Share

Cucu?

last update Terakhir Diperbarui: 2022-06-29 21:10:06

Aku keluar dari baby shop dengan perasaan tak karuan. Aku masih tak percaya dengan apa yang tadi ku lihat. Lalu untuk apa dia membeli pakaian bayi dan mengirimkannya ke alamat rumahku?

Kata-kata Mas Alvan tadi pagi kembali terngiang di telinga. Gembrot? Bukankah dia selalu berkata jika aku seksi tapi kenapa tadi pagi justru mengolok tubuhku yang tak ideal. Apa yang ada di pikiranmu, Mas. Sekarang saja aku tak bisa mengerti bagaimana jalan pikiranmu.

Dan Mas Alvan mengatakan sebuah rencana. Rencana apa yang dimaksud Mas Alvan. Kepalaku justru pusing memikirkan teka-teki itu.

Aku duduk di depan kemudi sambil memijit kepala yang terasa berdenyut. Bayang-bayang Mas Alvan berkhianat menari-nari dalam angan.

Aku tak pernah bermimpi ada di posisi seperti ini.
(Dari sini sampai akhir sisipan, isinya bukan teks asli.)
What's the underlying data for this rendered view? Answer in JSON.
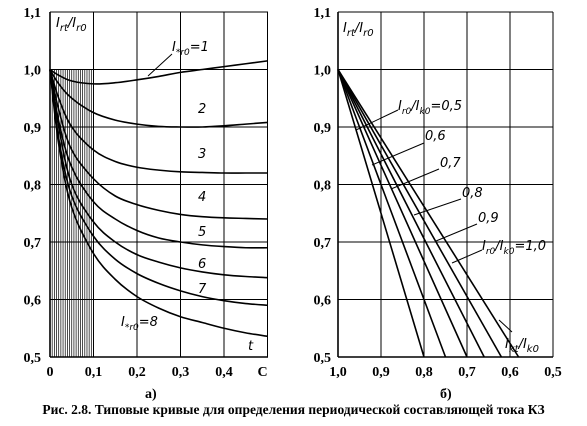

Kukira cerita suami berkhianat hanya ada di dalam sinetron atau novel belaka. Namun ternyata aku sendiri mengalaminya.

Ya, Tuhan, apa yang harus aku lakukan. Beri aku petunjuk

"Mbak! Mbak!" Seorang tukang parkir berjalan mendekat ke arahku. Jendela mobil yang masih terbuka membuat aku bisa mendengar jelas panggilannya.

"Ada apa, Pak?"

"Mbak sudah mau pergi kan? Maaf mbak, tempat parkirnya mau dipakai." Bapak dengan kulit hitam pekat itu menunjukkan sebuah mobil berwarna putih yang akan kemari.

Kuberikan satu lembar uang lima ribuan kepada bapak itu. Lalu segera kunyalakan mesin mobil karena sudah ada mobil yang menunggu tempat parkir.

Mobil melaju dengan kecepatan sedang. Aku bingung di mana tempat yang akan ku tuju. Mobil hanya berjalan mengikuti arus dan tak tahu kemana akan berhenti.

Pikiran yang bercampur aduk membuatku bingung harus melakukan apa? Aku tak bisa berpikir logis. Yang ada dalam pikiran hanyalah praduga-praduga saja.

Gambar seorang perempuan muda yang membeli pakaian bayi kembali terlintas dalam pikiranku. Mungkin aku harus ke sana untuk mencari bukti selanjutnya. Aku rasa Sasya ikut andil dalam masalah ini.

Sasya adalah adik kandung Mas Alvan. Dia tinggal bersama kedua orang tuanya yang terletak di pinggiran kota. Dari awal hubunganku dengan Mas Alvan, Sasya adalah orang yang paling menentang hubungan kami. Hingga akhirnya Mas Alvan mampu meyakinkan dia untuk menerima keberadaanku sebagai kakak iparnya.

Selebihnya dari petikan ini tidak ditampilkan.